James Delingpole James Delingpole

Honest, faithful and fantastically enjoyable: BBC1’s The Pursuit of Love reviewed

The writer/director Emily Mortimer has played a very clever trick, slipping a deeply subversive adaptation under the BBC radar

That bath scene: Linda (Lily James) and Fanny (Emily Beecham) in BBC1's The Pursuit of Love. Image: Theodora Films Limited & Moonage Pictures Limited / Robert Viglasky 
issue 15 May 2021

I had been expecting the BBC to make a dreadful hash of The Pursuit of Love, especially when I read that they’d spiced it up with hints of lesbianism and punk rock. But actually, I think what writer/director Emily Mortimer has done here is play a very clever trick — the equivalent of releasing a cloud of aluminium chaff from your fighter aircraft to distract the enemy’s missiles.

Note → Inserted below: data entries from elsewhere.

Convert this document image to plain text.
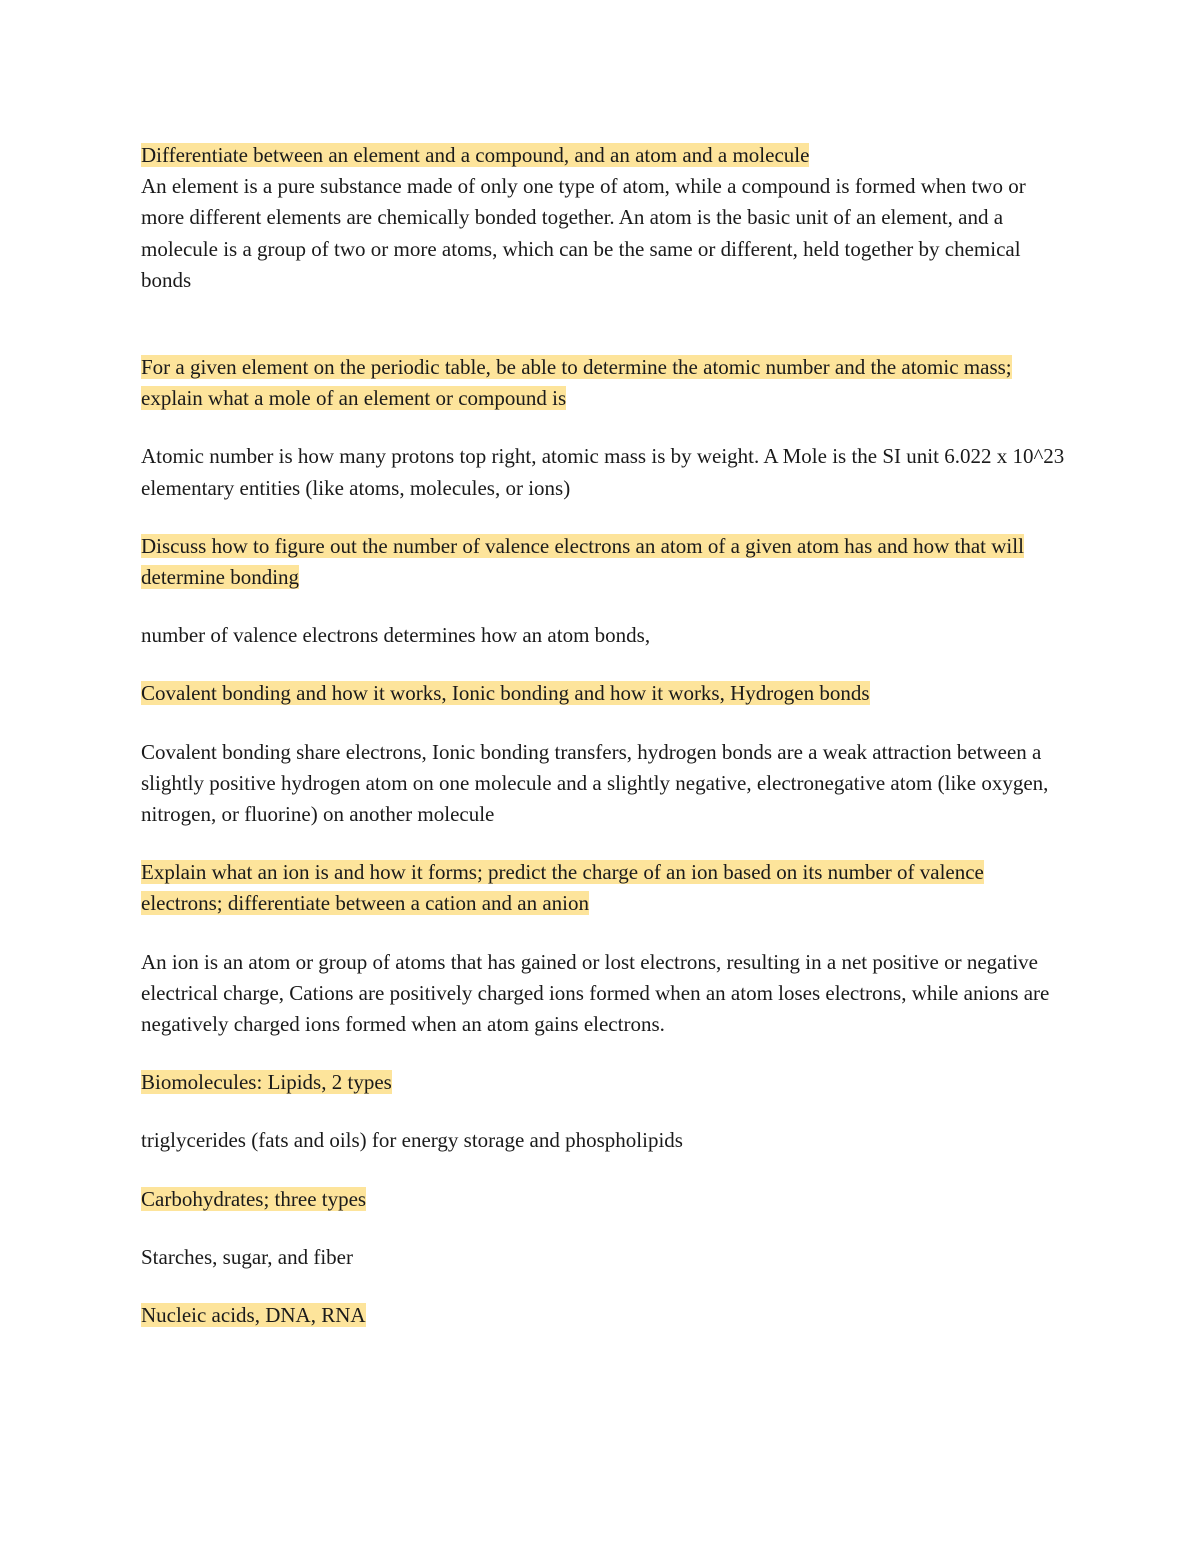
Differentiate between an element and a compound, and an atom and a molecule

An element is a pure substance made of only one type of atom, while a compound is formed when two or more different elements are chemically bonded together. An atom is the basic unit of an element, and a molecule is a group of two or more atoms, which can be the same or different, held together by chemical bonds

For a given element on the periodic table, be able to determine the atomic number and the atomic mass; explain what a mole of an element or compound is

Atomic number is how many protons top right, atomic mass is by weight. A Mole is the SI unit 6.022 x 10^23 elementary entities (like atoms, molecules, or ions)

Discuss how to figure out the number of valence electrons an atom of a given atom has and how that will determine bonding

number of valence electrons determines how an atom bonds,

Covalent bonding and how it works, Ionic bonding and how it works, Hydrogen bonds

Covalent bonding share electrons, Ionic bonding transfers, hydrogen bonds are a weak attraction between a slightly positive hydrogen atom on one molecule and a slightly negative, electronegative atom (like oxygen, nitrogen, or fluorine) on another molecule

Explain what an ion is and how it forms; predict the charge of an ion based on its number of valence electrons; differentiate between a cation and an anion

An ion is an atom or group of atoms that has gained or lost electrons, resulting in a net positive or negative electrical charge, Cations are positively charged ions formed when an atom loses electrons, while anions are negatively charged ions formed when an atom gains electrons.

Biomolecules: Lipids, 2 types

triglycerides (fats and oils) for energy storage and phospholipids

Carbohydrates; three types

Starches, sugar, and fiber

Nucleic acids, DNA, RNA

So while everyone is cooing about how refreshing it is that lesbianism has finally got a look-in (see also: every other drama and comedy series on TV from Killing Eve to Call My Agent), Mortimer can get on with the deeply subversive business of slipping under the BBC radar an honest, old-fashioned, faithful and fantastically enjoyable Nancy Mitford adaptation.

Yes, I agree with those complainants who say that Lily James’s diction can be a bit slurry and unintelligible; but she does look and feel right for the part of undereducated, upper-class, romantic dreamer Linda Radlett (even in the scenes where she’s supposed to be 17 when in real life she’s 32); and she makes a fine, touching and convincing double act with Emily Beecham as her BF Fanny Logan, especially when they’re sharing a bath.

That bath scene, by the way, was the ‘lesbianism’. Everyone is so ignorant and common these days that your average viewer (and indeed critic) has simply no idea what standard inter-war upper-class behaviour looks like, and so colours it with their own fatuous misconceptions. To me, though, this adaptation definitely passes the sniff test — even if the hunting scene wasn’t quite echt, what with it having been filmed obviously out of season with all the trees in summer leaf.

Mortimer’s honest, old-fashioned Nancy Mitford adaptation is deeply subversive

The make-or-break character, for me, is Uncle Matthew — the one who keeps on his wall the entrenching tool he used to kill eight Germans in the Great War, who thinks education is completely wasted on women, and who hunts children on horseback as if they were foxes.